[Column] Chris Boshoff: Connecting the digital backbone
The Internet of Things (IoT) isn’t new, but it has simmered on the edges of innovation and transformation for years and now it has, as the World Economic Forum puts it, ‘quietly arrived’. In China, there are more connected things than there are people, and globally, IoT solutions have slipped seamlessly into industrial, manufacturing, logistics and infrastructure gaps, providing the digital capabilities that the holes in society need. But, says Chris Boshoff, Senior Product Manager at Vox, IoT needs a backbone of connectivity and this, particularly in South Africa, remains critical to ensuring that local experiences the true depth of IoT potential.
IoT is in a predicament here because of the limitations and complexities that surround connectivity. Whether using wireless or LTE or 5G (private or public), loadshedding is damaging batteries and inhibiting reliable service delivery.
This unreliability also impacts the business. Those companies that have invested in IoT-powered security systems will suddenly be hit by unnecessary alarms and failures because the connectivity has been cut due to a fault or loadshedding or anything in between. The risk of losing the functionality of IoT thanks to poor connectivity is fundamentally inhibiting uptake and innovation in the country.
Or is it?
Before writing off IoT completely, pause and look at its potential. If solutions were built on the right foundations with a stable and reliable connectivity backbone then they would deliver precisely what the business wants and needs for IoT. And this is reflected in a slow but steady uptick in IoT adoption in the country. There are plenty of opportunities here, and the market is hungry for options that operate effectively in spite of loadshedding and infrastructure challenges.
According to the Internet of Things Industry Council (IOTIC), IoT is gaining traction in South Africa now that companies have realised the long-term benefits of cost-savings, maintenance, automation and operational intelligence. Yes, there is still some reticence and many organisations remain uncertain as to how IoT can deliver what it promises, or even uncertain as to how IoT would even fit within their environments. There is a lack of understanding of the technology and the benefits that it brings to the business.
IoT has numerous intelligent applications across different industries, not just in the self-driving car or intelligent fridge scenarios so often raised in IoT discussions. In logistics, it can provide exceptionally intelligent functionality around the monitoring of freight, yellow vehicles, cold storage, and so much more. It has the ability to monitor items at specific temperatures and to provide alerts to stakeholders if the temperatures change or if there are delivery delays. And this high-end visibility that leverages data and sensors across multiple touchpoints can have a huge impact on costs, last-mile delivery, theft and so much more.
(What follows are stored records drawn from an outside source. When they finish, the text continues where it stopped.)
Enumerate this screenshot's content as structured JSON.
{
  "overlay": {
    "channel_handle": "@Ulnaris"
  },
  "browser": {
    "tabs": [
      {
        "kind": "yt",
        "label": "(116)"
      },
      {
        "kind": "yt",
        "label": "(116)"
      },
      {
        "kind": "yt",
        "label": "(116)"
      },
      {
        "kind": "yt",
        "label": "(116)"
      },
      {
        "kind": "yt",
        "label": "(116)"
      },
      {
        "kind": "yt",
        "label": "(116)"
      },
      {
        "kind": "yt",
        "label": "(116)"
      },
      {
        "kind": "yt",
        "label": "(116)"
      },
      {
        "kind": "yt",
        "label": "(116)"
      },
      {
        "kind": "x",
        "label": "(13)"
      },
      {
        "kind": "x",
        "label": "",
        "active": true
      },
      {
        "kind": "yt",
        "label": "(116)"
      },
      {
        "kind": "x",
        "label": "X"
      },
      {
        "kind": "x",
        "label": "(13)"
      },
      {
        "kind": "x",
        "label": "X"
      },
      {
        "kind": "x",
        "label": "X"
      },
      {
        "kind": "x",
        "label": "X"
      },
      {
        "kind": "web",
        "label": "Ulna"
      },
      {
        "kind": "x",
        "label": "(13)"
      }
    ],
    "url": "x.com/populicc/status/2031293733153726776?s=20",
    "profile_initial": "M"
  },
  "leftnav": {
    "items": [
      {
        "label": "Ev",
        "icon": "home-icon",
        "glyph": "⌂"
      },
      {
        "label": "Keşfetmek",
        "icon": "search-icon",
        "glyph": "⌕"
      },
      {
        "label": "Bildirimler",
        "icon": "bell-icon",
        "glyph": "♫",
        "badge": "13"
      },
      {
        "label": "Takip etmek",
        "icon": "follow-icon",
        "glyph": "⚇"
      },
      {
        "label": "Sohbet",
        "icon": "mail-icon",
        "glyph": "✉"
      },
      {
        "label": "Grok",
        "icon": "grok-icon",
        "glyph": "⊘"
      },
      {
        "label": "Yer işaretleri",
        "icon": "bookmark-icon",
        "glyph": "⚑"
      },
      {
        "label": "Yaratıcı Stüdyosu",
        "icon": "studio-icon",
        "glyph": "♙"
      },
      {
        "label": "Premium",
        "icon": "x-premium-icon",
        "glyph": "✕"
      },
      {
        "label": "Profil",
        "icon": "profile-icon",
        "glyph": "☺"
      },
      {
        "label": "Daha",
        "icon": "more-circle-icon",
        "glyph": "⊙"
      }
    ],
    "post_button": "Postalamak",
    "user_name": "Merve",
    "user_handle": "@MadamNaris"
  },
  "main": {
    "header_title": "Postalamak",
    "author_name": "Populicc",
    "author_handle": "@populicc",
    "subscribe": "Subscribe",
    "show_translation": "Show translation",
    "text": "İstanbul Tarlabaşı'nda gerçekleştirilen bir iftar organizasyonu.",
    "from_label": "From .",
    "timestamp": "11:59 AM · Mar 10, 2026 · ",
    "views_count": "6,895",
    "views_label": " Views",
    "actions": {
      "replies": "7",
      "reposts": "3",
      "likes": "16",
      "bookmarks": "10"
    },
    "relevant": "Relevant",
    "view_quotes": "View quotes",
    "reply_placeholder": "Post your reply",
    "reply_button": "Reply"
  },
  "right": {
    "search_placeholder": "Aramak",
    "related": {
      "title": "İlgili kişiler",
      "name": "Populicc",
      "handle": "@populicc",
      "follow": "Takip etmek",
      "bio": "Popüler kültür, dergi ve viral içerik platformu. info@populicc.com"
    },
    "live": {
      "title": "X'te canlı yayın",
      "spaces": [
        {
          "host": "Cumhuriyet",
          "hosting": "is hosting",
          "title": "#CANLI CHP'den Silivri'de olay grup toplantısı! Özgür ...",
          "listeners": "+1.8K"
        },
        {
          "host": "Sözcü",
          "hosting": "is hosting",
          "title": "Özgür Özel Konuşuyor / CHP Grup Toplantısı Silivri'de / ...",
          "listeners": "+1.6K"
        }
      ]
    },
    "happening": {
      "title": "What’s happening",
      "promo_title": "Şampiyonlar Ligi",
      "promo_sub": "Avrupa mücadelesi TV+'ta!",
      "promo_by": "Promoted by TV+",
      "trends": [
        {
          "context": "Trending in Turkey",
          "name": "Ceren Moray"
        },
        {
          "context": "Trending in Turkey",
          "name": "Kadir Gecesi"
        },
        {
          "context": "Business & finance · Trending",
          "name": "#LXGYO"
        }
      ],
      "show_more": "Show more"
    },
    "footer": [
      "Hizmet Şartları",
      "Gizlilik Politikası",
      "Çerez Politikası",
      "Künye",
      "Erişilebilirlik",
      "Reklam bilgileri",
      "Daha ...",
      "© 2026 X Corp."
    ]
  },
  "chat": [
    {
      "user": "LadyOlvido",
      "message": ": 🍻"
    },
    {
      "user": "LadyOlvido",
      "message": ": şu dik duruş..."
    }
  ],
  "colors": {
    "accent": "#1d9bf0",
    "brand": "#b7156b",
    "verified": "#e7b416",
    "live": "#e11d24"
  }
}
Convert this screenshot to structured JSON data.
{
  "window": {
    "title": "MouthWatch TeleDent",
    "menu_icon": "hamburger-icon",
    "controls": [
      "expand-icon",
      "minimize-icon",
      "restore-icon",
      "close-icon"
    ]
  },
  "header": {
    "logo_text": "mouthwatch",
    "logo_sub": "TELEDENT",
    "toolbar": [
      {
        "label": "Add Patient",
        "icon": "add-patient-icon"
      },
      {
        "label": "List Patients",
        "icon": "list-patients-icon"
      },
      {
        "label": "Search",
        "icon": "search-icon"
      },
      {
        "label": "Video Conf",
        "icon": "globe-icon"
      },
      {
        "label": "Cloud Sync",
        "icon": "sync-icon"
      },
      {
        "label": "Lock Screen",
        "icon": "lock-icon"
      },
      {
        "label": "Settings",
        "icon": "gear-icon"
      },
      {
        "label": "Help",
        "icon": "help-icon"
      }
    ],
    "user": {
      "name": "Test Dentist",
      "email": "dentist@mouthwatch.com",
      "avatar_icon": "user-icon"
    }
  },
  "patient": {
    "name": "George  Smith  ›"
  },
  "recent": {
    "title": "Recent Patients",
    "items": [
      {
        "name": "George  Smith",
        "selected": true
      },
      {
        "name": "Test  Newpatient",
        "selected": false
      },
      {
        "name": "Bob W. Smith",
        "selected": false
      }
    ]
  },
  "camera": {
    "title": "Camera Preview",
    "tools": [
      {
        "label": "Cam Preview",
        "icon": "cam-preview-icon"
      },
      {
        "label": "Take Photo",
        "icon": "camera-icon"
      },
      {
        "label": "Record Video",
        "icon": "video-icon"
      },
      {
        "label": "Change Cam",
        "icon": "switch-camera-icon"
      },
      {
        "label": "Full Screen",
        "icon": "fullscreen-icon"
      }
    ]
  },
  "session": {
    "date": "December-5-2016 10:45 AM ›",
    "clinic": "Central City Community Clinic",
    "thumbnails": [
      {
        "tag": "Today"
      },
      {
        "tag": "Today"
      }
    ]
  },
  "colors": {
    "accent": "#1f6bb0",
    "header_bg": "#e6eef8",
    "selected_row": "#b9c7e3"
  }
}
The technology has applications in manufacturing, providing companies with the ability to track products, implement predictive and proactive maintenance schedules, and ensure worker safety. In healthcare, it is also transforming patient care across time zones and geographic locations. Healthcare practitioners can use IoT-enabled devices to perform operations on patients in different countries, diagnose patients in rural areas, and monitor the health of high-risk individuals from remote systems and devices. These applications can be extended into building management, personnel monitoring – a particularly relevant application for high-risk environments – and even power management in offices and homes.
One of the true value-adds of IoT is its ubiquity and how it can seamlessly shift into both the consumer and business spaces. This means that everyone can benefit from the value it offers, and ingenuity will win the day when it comes to leveraging the capabilities of IoT to delight customers or redefine industry challenges or transform rural healthcare. And to add to the pile of benefits, the technology has proven cost-saving benefits thanks to its ability to automate, streamline and refine processes.
IoT does come across as a complicated technology, particularly in a country that’s battling with connectivity and power reliability, but the solutions evolving around it have a low barrier to entry and are proving invaluable in saving costs and improving processes and productivity. The applications are limitless, and the only caveat to success is simple – ensure that the business has a trusted and capable connectivity backbone in place.